There’s been a bit of recent research pointing to the significant role of tablets in mobile commerce.
At the MediaPost Mobile Insider Summit in Florida last month, a particular stat from an Adobe speaker caught my attention. Tamara Gaffney, senior manager, digital index at Adobe, said that their research was starting to show that websites globally were getting more traffic from tablets than smartphones.
This struck me as a bit of a head-scratcher at the time, since there are so many more phones than tablets that can access the Web.
The final research report containing that stat just came out and there are it turned out to be true, as well as highlighting even more nuggets relating to tablets and commerce. The study was quite massive in scale, involving an analysis of more than 100 billion visits to more than 1,000 websites around the world.
For some reason, tablet traffic is much higher in the U.K. than the rest of the world while smartphones still rule over tablets in Japan and China.

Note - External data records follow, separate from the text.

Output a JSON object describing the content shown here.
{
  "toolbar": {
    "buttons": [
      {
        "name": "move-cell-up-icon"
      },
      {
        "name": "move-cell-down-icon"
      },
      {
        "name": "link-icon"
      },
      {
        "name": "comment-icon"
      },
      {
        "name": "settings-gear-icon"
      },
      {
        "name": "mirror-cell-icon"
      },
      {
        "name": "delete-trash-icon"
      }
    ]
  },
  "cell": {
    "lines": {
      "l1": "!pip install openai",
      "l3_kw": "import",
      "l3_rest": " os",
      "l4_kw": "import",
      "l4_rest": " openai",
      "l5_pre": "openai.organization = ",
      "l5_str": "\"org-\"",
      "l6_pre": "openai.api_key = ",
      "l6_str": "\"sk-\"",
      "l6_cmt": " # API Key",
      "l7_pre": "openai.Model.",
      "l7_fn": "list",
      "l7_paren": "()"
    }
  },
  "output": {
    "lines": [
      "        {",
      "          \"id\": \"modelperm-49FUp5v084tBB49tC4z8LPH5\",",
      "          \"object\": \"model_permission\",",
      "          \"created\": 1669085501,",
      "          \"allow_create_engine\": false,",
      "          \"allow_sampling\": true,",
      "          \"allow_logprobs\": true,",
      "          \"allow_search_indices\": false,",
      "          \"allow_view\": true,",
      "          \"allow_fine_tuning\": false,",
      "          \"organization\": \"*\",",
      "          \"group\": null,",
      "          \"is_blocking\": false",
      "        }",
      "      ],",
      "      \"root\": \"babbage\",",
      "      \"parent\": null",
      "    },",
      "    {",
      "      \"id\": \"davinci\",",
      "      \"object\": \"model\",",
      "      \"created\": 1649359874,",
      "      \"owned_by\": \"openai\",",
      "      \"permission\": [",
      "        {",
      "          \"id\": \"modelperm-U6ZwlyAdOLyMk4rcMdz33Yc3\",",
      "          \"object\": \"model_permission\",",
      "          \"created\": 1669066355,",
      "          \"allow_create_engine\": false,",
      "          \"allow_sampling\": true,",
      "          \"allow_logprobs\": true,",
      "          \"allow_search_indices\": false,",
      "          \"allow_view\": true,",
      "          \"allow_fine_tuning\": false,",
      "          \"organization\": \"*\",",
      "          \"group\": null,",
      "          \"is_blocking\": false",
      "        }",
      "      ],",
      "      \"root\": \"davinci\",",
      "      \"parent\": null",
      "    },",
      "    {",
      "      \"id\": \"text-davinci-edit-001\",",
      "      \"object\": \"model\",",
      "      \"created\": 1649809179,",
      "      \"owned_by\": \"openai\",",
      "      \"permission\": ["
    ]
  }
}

From a mobile commerce standpoint, the big news is that retail websites receive the highest share of tablet traffic across all industries. Other sites that receive a significant share of traffic from tablets are automotive and travel.
Consumers also are paying bills by tablet, with the largest share of traffic going to telecom provider websites.
Other research has indicated that smartphones were used for research but that tablets were more preferred for the actual purchase and the Adobe study is consistent with that.
Already hammered by showrooming and various other in-store mobile behaviors like price comparisons, retailers now must accommodate the tablet shopper.
Interestingly, as tablet sizes shrink and smartphone sizes grow, commerce seems to gravitate to the larger screens.
However, mobile commerce is no longer only the activity of the physical purchase; it is a continuous, multi-screen, multi-device activity and smartphones are used for shorter visits, tablets for longer.
Sellers need to be in all places all the time. That’s where the mobile shoppers are.